I suspect that many of you already know the story of Kisch.
He was – after all – one of our most famous illegal immigrants.
For those of you who don’t know much about him, he jumped ship in 1934 when the Australian Government refused him entry because he was “undesirable as an inhabitant of, or visitor to, the Commonwealth”. He broke his leg in the process, but he was handed over to the custody of the ship’s captain.
A court case led to his temporary release, ruling that the captain was illegally detaining him. Under the White Australia policy, the Immigration Act decreed that “Any person who when asked to do so by an officer fails to write out at dictation and sign in the presence of the officer a passage of fifty words in length in an European language directed by the officer”. Kisch was fluent in several European languages, including English, so it was only when they hit upon the idea of giving him the test in Scottish Gaelic that he was able to be excluded.
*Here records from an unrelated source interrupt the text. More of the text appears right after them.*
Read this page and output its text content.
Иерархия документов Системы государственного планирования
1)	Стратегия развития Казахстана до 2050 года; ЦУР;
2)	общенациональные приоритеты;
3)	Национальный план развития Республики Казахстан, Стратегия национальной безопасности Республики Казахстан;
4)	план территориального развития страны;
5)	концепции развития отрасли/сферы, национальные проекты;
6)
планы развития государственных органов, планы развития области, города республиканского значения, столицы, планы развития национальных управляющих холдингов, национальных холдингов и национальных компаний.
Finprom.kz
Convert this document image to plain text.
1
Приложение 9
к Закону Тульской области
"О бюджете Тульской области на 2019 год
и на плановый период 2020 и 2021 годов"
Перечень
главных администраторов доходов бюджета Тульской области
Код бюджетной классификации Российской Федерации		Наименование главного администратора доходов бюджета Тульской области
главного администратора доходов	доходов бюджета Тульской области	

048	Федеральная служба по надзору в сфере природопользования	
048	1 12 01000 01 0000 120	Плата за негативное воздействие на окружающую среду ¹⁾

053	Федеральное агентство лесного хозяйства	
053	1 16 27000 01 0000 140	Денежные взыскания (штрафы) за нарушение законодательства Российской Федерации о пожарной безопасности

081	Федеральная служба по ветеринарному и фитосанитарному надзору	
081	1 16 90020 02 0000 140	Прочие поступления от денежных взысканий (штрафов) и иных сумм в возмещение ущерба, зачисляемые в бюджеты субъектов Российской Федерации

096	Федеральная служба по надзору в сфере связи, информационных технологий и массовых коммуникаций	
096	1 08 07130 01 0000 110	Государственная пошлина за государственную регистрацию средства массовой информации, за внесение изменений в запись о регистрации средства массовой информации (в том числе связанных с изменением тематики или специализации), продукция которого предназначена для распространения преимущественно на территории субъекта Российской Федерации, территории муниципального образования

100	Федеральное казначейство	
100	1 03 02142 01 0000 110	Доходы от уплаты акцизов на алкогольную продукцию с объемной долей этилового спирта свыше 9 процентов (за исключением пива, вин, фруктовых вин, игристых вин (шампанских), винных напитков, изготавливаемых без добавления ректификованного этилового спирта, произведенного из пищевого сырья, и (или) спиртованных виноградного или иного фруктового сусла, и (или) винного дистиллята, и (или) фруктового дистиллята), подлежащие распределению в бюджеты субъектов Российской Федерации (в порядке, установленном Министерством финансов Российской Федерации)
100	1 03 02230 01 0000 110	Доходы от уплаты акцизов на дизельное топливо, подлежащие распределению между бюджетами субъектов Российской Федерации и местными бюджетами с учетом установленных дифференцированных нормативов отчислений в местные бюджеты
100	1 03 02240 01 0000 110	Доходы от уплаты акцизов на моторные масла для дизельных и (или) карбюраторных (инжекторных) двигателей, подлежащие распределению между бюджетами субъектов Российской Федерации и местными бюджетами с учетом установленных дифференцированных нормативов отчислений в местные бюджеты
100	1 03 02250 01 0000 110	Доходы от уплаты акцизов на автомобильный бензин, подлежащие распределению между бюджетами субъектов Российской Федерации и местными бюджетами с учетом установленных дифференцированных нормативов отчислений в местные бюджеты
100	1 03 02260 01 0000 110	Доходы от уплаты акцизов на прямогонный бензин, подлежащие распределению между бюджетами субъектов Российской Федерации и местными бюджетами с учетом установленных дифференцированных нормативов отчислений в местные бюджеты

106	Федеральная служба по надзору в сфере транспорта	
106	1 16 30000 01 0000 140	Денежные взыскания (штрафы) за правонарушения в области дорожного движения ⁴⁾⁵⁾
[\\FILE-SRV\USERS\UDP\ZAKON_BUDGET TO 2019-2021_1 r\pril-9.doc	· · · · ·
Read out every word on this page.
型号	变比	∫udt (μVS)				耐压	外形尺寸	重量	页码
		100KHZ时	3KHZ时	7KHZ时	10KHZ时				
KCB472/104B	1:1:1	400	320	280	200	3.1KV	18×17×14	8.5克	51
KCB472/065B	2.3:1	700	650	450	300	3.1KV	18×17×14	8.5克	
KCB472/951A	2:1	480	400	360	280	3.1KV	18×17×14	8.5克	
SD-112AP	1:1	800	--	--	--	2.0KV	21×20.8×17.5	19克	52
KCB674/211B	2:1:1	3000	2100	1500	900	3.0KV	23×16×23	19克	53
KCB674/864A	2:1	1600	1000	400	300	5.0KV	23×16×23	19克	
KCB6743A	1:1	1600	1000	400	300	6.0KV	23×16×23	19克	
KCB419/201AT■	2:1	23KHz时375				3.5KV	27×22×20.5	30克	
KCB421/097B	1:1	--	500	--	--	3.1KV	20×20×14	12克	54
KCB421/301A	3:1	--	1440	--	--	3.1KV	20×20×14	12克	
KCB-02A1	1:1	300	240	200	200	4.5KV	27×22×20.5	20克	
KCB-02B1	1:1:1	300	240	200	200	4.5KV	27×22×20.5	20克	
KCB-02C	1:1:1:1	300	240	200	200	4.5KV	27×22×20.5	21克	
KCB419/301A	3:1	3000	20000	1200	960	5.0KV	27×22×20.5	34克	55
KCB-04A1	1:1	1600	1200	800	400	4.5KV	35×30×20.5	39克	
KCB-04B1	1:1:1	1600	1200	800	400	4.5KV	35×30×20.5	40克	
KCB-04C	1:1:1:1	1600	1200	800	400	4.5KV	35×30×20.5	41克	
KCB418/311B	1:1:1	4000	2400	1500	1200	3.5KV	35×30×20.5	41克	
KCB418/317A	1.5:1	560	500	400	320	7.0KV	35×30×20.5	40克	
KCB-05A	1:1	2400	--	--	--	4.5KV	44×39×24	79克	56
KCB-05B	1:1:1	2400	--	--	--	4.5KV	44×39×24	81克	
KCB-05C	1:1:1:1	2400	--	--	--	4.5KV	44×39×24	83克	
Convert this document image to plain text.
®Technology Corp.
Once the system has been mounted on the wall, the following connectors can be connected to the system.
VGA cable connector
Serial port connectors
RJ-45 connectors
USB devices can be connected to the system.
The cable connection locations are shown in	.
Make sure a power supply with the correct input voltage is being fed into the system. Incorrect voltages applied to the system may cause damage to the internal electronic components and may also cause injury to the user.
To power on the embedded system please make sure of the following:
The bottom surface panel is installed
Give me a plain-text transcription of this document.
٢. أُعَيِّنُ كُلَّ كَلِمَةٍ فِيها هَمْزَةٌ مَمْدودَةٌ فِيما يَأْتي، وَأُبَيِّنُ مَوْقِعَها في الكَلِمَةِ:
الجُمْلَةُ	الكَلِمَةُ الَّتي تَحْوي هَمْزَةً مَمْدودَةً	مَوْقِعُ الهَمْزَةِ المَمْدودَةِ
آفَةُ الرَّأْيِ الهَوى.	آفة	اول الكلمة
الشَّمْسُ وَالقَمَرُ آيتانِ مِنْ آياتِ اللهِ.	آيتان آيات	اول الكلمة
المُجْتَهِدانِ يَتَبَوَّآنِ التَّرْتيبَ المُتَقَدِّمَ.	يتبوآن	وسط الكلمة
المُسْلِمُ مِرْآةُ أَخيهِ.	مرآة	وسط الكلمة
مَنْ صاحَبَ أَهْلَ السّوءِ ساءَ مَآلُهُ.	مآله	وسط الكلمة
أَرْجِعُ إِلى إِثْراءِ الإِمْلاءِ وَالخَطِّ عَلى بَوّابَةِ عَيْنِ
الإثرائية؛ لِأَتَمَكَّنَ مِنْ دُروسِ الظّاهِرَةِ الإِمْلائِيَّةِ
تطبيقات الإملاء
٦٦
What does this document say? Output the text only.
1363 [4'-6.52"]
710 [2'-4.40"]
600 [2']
Again those pesky courts decided that this wasn’t within the meaning of the Act. (Probably something to do with the fact that the person administering the test would have also failed it.) Kisch was no longer an “illegal immigrant”.
Menzies had tried to argue that every civilized country had the right to determine who should or should not be allowed in. (Hey, why does that ring a bell??) And that Kisch was a revolutionary and therefore a threat.
But Kisch got in. And he got to speak. He got to deliver his “revolutionary” message, which included:
“I have had three adventurous months since I last saw you. I know the Police Court, the Quarter Sessions Court, the High Court with one judge and the High Court with five judges. But whenever the court let me go I was arrested again. I have learnt to speak English better. Perhaps I do not speak King’s English but it’s Kisch English anyhow. I did not come here to tell there is terrorism in Europe. I come here to tell you how to stop it. I have been an eye-witness. I was arrested the day the Reichstag was burnt down by Göring and his lieutenants. I saw my friend, Erich Mühsam, the poet, whose works I translated, made to walk naked, even in winter, and to lick up the spittle of his captors. All his limbs were broken gradually, and he died.”
Yes, Kisch was trying to warn about the dangers of Hitler. We couldn’t have that, so the Government again declared him an illegal immigrant. He was sentenced to three months hard labour and costs were awarded against him.
But a deal was struck. Kisch had spoken to more people and received more publicity than he imagined, so he agreed to the Government’s offer to remit his sentence and leave.
Now, I wonder if we’ll be learning about this in Christopher Pyne’s new history course. Actually, I can’t even find it in the old “left-wing” curriculum.